Wer frühmorgens kurz nach fünf Uhr am Landratsamt vorbeikommt, wundert sich über die Betriebsamkeit. Dort stehen bei Dunkelheit und Eiseskälte die Ersten an, die zur Ausländerbehörde müssen. Asylbewerber, teils allein, teils mit ihren ehrenamtlichen Betreuern. Wer kann, wartet in Decken gehüllt im Auto. Betreuer notieren Namen in einer Warteliste. Nach der stellen sich brav alle an, wenn sich um sieben Uhr die Türen öffnen und die Mitarbeiter dann um halb acht Uhr ihre Arbeit aufnehmen. Aber selbst dann sind Betroffene nicht sicher, ob sie ihr Anliegen an diesem Tag vorbringen können.
Keine Seltenheit, dass sie nach Stunden wieder weggeschickt werden, vier, fünf Mal vergeblich kommen. Ein unhaltbarerer Zustand, klagen frustrierte und genervte Helfer in den Unterstützerkreisen im Landkreis. Zumal schon vor Monaten Abhilfe versprochen wurde.

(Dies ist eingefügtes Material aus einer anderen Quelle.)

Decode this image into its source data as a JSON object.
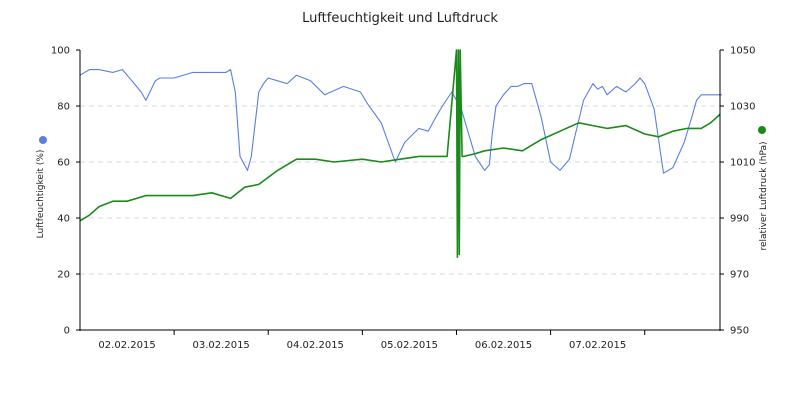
{
  "chart_data": {
    "type": "line",
    "title": "Luftfeuchtigkeit und Luftdruck",
    "x_tick_labels": [
      "02.02.2015",
      "03.02.2015",
      "04.02.2015",
      "05.02.2015",
      "06.02.2015",
      "07.02.2015"
    ],
    "x_range": [
      0,
      6.8
    ],
    "y_left": {
      "label": "Luftfeuchtigkeit (%)",
      "min": 0,
      "max": 100,
      "ticks": [
        "0",
        "20",
        "40",
        "60",
        "80",
        "100"
      ]
    },
    "y_right": {
      "label": "relativer Luftdruck (hPa)",
      "min": 950,
      "max": 1050,
      "ticks": [
        "950",
        "970",
        "990",
        "1010",
        "1030",
        "1050"
      ]
    },
    "grid": true,
    "legend_position": "side markers",
    "series": [
      {
        "name": "Luftfeuchtigkeit (%)",
        "axis": "left",
        "color": "#5b7fe0",
        "x": [
          0.0,
          0.1,
          0.2,
          0.35,
          0.45,
          0.6,
          0.65,
          0.7,
          0.8,
          0.85,
          1.0,
          1.2,
          1.4,
          1.55,
          1.6,
          1.65,
          1.7,
          1.78,
          1.82,
          1.9,
          1.95,
          2.0,
          2.1,
          2.2,
          2.3,
          2.45,
          2.6,
          2.8,
          2.98,
          3.05,
          3.2,
          3.35,
          3.45,
          3.6,
          3.7,
          3.78,
          3.85,
          3.95,
          4.05,
          4.2,
          4.3,
          4.35,
          4.38,
          4.42,
          4.5,
          4.58,
          4.65,
          4.72,
          4.8,
          4.9,
          5.0,
          5.1,
          5.2,
          5.35,
          5.45,
          5.5,
          5.55,
          5.6,
          5.7,
          5.8,
          5.9,
          5.95,
          6.0,
          6.1,
          6.2,
          6.3,
          6.42,
          6.5,
          6.55,
          6.6,
          6.65,
          6.7,
          6.75,
          6.82
        ],
        "y": [
          91,
          93,
          93,
          92,
          93,
          87,
          85,
          82,
          89,
          90,
          90,
          92,
          92,
          92,
          93,
          85,
          62,
          57,
          62,
          85,
          88,
          90,
          89,
          88,
          91,
          89,
          84,
          87,
          85,
          81,
          74,
          60,
          67,
          72,
          71,
          76,
          80,
          85,
          79,
          62,
          57,
          59,
          70,
          80,
          84,
          87,
          87,
          88,
          88,
          76,
          60,
          57,
          61,
          82,
          88,
          86,
          87,
          84,
          87,
          85,
          88,
          90,
          88,
          79,
          56,
          58,
          67,
          76,
          82,
          84,
          84,
          84,
          84,
          84
        ]
      },
      {
        "name": "relativer Luftdruck (hPa)",
        "axis": "right",
        "color": "#1a8a1a",
        "x": [
          0.0,
          0.1,
          0.2,
          0.35,
          0.5,
          0.7,
          0.85,
          1.0,
          1.2,
          1.4,
          1.5,
          1.6,
          1.75,
          1.9,
          2.1,
          2.3,
          2.5,
          2.7,
          3.0,
          3.2,
          3.4,
          3.6,
          3.9,
          4.0,
          4.01,
          4.02,
          4.03,
          4.04,
          4.06,
          4.08,
          4.2,
          4.3,
          4.5,
          4.7,
          4.9,
          5.1,
          5.3,
          5.45,
          5.6,
          5.8,
          6.0,
          6.15,
          6.3,
          6.45,
          6.6,
          6.7,
          6.8
        ],
        "y": [
          989,
          991,
          994,
          996,
          996,
          998,
          998,
          998,
          998,
          999,
          998,
          997,
          1001,
          1002,
          1007,
          1011,
          1011,
          1010,
          1011,
          1010,
          1011,
          1012,
          1012,
          1050,
          976,
          1050,
          977,
          1050,
          1012,
          1012,
          1013,
          1014,
          1015,
          1014,
          1018,
          1021,
          1024,
          1023,
          1022,
          1023,
          1020,
          1019,
          1021,
          1022,
          1022,
          1024,
          1027
        ]
      }
    ]
  }
}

Die soll jetzt auch bald greifen, verspricht man im Landratsamt.
Sofia Braun, die lieber nicht mit ihrem richtigen Namen in der Zeitung stehen will, kümmert sich intensiv um eine junge Afghanin. Die 19-Jährige habe vergangenen Freitag ihren Gestattungsausweis verlängern lassen wollen, schildert die Helferin. Sie sei etwa um 7.30 Uhr da gewesen, habe gewartet bis kurz nach 12 Uhr, bis zugesperrt wurde. "Niemand hat ihr gesagt, dass sie eigentlich gleich wieder gehen kann, weil sie eh nicht drankommt", ärgert sich Braun. Am Montag begleitet sie ihren Schützling. Beide werden - "Keine Chance, heute dranzukommen" - um zehn Uhr wieder abgewiesen, "von einem sehr freundlichen Sachbearbeiter", wie die Helferin betont. Dienstag steht sie um vier Uhr auf, trifft sich mit der Afghanin um fünf Uhr vor der Behörde. Die schafft es zwar an diesem Tag zu einem Mitarbeiter vorzudringen. Ihre Ausweisverlängerung bekommt sie dennoch nicht. Name und ein Aktenzeichen stimmen nicht überein. "Drei Tage hat sie die Berufsschule verpasst, wo sie für ihren Quali lernt", bedauert die Helferin die verlorene Zeit. Ähnliche Fälle schildert Renate Will vom Tutzinger Unterstützerkreis. Eine syrische Familie sei vier Mal zur Ausländerbehörde gefahren wegen eines bestimmten Papiers. Ausdrücklich positiv äußert sie sich, wie gut inzwischen Sozialamt und Jobcenter die Organisation im Griff haben. In der Sozialbehörde habe jeder seinen festen Ansprechpartner, man könne telefonisch Dinge klären oder zumindest am Anrufbeantworter eine Nachricht hinterlassen und werde zurückgerufen. Im Jobcenter erhalte man per E-Mail einen festen Termin. Sie fände es ja durchaus zumutbar für alle, zu der Behörde zu gehen. "Aber nicht drei Mal fünf Stunden."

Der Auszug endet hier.